Marine Le Pen, entre compromis et radicalité : le délicat équilibre pour satisfaire son électorat

Quentin M.
3 Min de lecture
Paris le 13 Juin 2024. Ambiances devant le QG du RN, alors qu'un déjeuner entre Eric Ciotti et Jordan Bardella doit avoir lieu // Arrivée de Marine Le Pen, qui regarde les journalistes essayer d’interviewer Jordan Bardella quelques mètres plus loin Législatives 2024

Dans le paysage politique français, un vent de changement souffle sur l’extrême droite. Le Rassemblement national, héritier du Front national, semble amorcer un virage stratégique à l’approche des élections législatives. Marine Le Pen, figure de proue du parti, affiche désormais une volonté de dialogue et de compromis, tranchant avec un demi-siècle de confrontation.

Cette évolution surprenante intervient alors que le pouvoir n’a jamais semblé aussi proche pour le RN. Face à une France qui lui a toujours fait barrage, Marine Le Pen cherche à rassurer en adoucissant sa méthode. Un changement de cap qui soulève de nombreuses questions sur l’avenir du parti et son positionnement sur l’échiquier politique français.

Une xénophobie toujours présente

Malgré cette apparente ouverture, le RN ne renie pas ses fondamentaux. Le parti continue de pointer du doigt les étrangers comme source des maux du pays. La rhétorique d’exclusion reste présente, avec une volonté affichée de limiter l’accès des étrangers au système de solidarité et à la citoyenneté française.

Cependant, des signes d’évolution se font sentir dans le discours de Marine Le Pen. Le revirement spectaculaire sur le dossier de la Nouvelle-Calédonie en est l’exemple le plus frappant. La promesse d’un nouveau référendum dans quarante ans marque une rupture avec la position historique du parti sur ce sujet sensible.

Une nouvelle approche européenne

L’Union européenne, longtemps diabolisée par le FN puis le RN, fait également l’objet d’une approche plus nuancée. Marine Le Pen affirme désormais vouloir négocier plutôt que s’opposer frontalement à Bruxelles. Cette stratégie se manifeste notamment sur deux dossiers clés : la réforme du règlement de l’espace Schengen et la baisse de la TVA sur l’essence.

Cette volonté de dialogue avec les institutions européennes contraste fortement avec le discours traditionnel du parti. Pendant des décennies, l’UE a été présentée comme un adversaire avec lequel toute discussion était impossible. Ce changement de ton pourrait marquer un tournant dans la stratégie du RN à l’échelle européenne.

Un manichéisme persistant

Malgré ces évolutions, le RN peine encore à se défaire de sa vision binaire du monde politique.
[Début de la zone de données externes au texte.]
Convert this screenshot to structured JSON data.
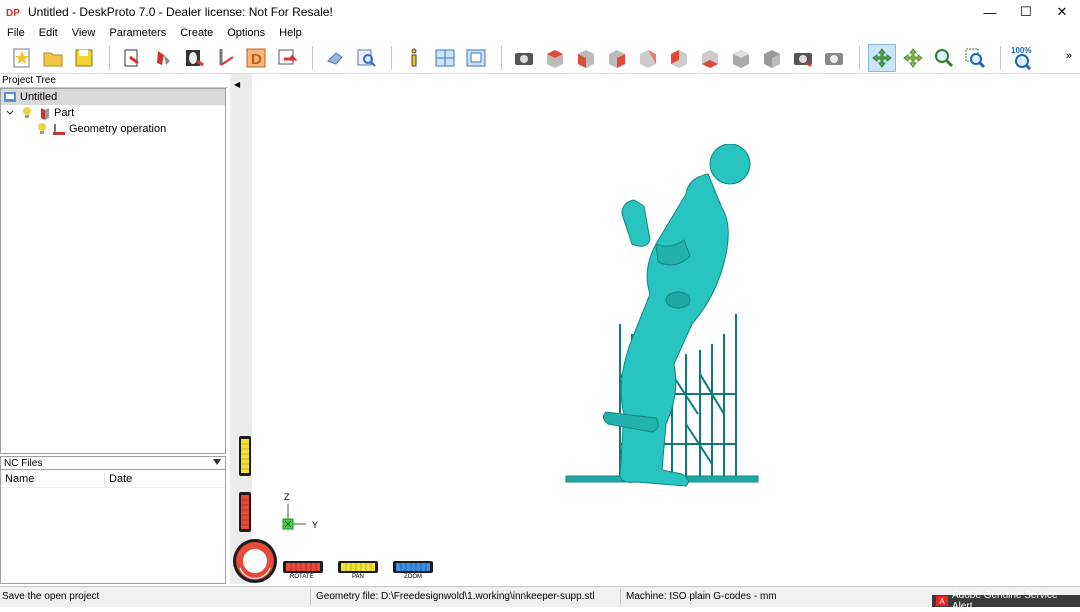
{
  "window": {
    "title": "Untitled - DeskProto 7.0 - Dealer license: Not For Resale!",
    "logo": "DP",
    "controls": {
      "minimize": "—",
      "maximize": "☐",
      "close": "✕"
    }
  },
  "menu": [
    "File",
    "Edit",
    "View",
    "Parameters",
    "Create",
    "Options",
    "Help"
  ],
  "toolbar": {
    "zoom_label": "100%",
    "more": "»"
  },
  "project_tree": {
    "title": "Project Tree",
    "root": "Untitled",
    "part": "Part",
    "operation": "Geometry operation"
  },
  "nc_files": {
    "title": "NC Files",
    "columns": [
      "Name",
      "Date"
    ]
  },
  "viewport": {
    "axis_z": "Z",
    "axis_y": "Y",
    "controls": {
      "rotate": "ROTATE",
      "pan": "PAN",
      "zoom": "ZOOM"
    },
    "model_color": "#27c4c0"
  },
  "status": {
    "hint": "Save the open project",
    "geometry": "Geometry file: D:\\Freedesignwold\\1.working\\innkeeper-supp.stl",
    "machine": "Machine: ISO plain G-codes - mm"
  },
  "notification": "Adobe Genuine Service Alert"
}
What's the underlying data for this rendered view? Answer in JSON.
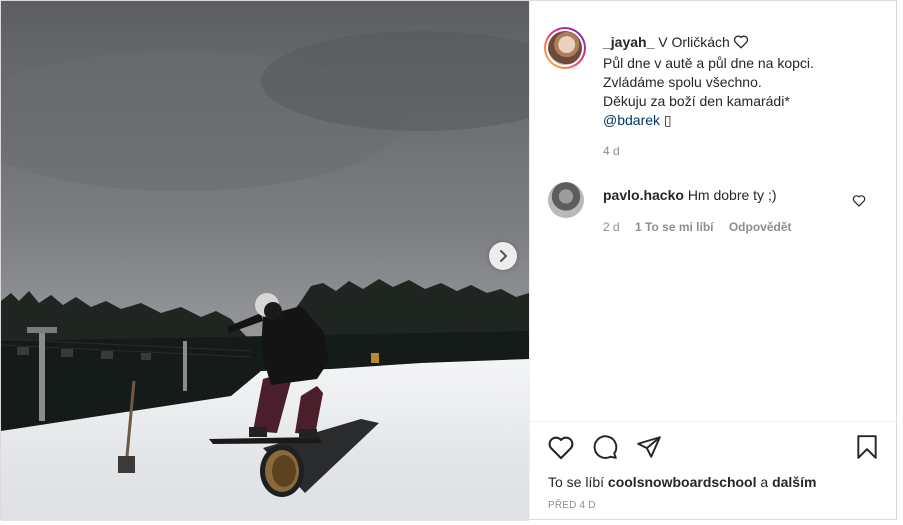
{
  "post": {
    "caption": {
      "username": "_jayah_",
      "location": "V Orličkách",
      "lines": [
        "Půl dne v autě a půl dne na kopci.",
        "Zvládáme spolu všechno.",
        "Děkuju za boží den kamarádi*"
      ],
      "mention": "@bdarek",
      "trailing_glyph": "▯",
      "time": "4 d"
    },
    "comment": {
      "username": "pavlo.hacko",
      "text": "Hm dobre ty ;)",
      "time": "2 d",
      "likes": "1 To se mi líbí",
      "reply": "Odpovědět"
    },
    "likes": {
      "prefix": "To se líbí",
      "user": "coolsnowboardschool",
      "joiner": "a",
      "others": "dalším"
    },
    "date": "PŘED 4 D",
    "icons": {
      "like": "heart-icon",
      "comment": "comment-bubble-icon",
      "share": "paper-plane-icon",
      "save": "bookmark-icon",
      "carousel_next": "chevron-right-icon",
      "location_like": "heart-outline-icon"
    }
  }
}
Comme l’a analysé la chercheuse Cécile Alduy, le parti a longtemps divisé la société en « deux camps antagonistes irréconciliables ». Cette approche manichéenne, opposant « patriotes » et « mondialistes », a longtemps été au cœur de la rhétorique du RN.

Cette vision du monde politique comme un champ de bataille entre le bien et le mal laisse peu de place au débat constructif et au compromis. Elle pose la question de la capacité réelle du RN à s’engager dans un véritable dialogue avec ses adversaires politiques, malgré les récentes déclarations d’ouverture de Marine Le Pen.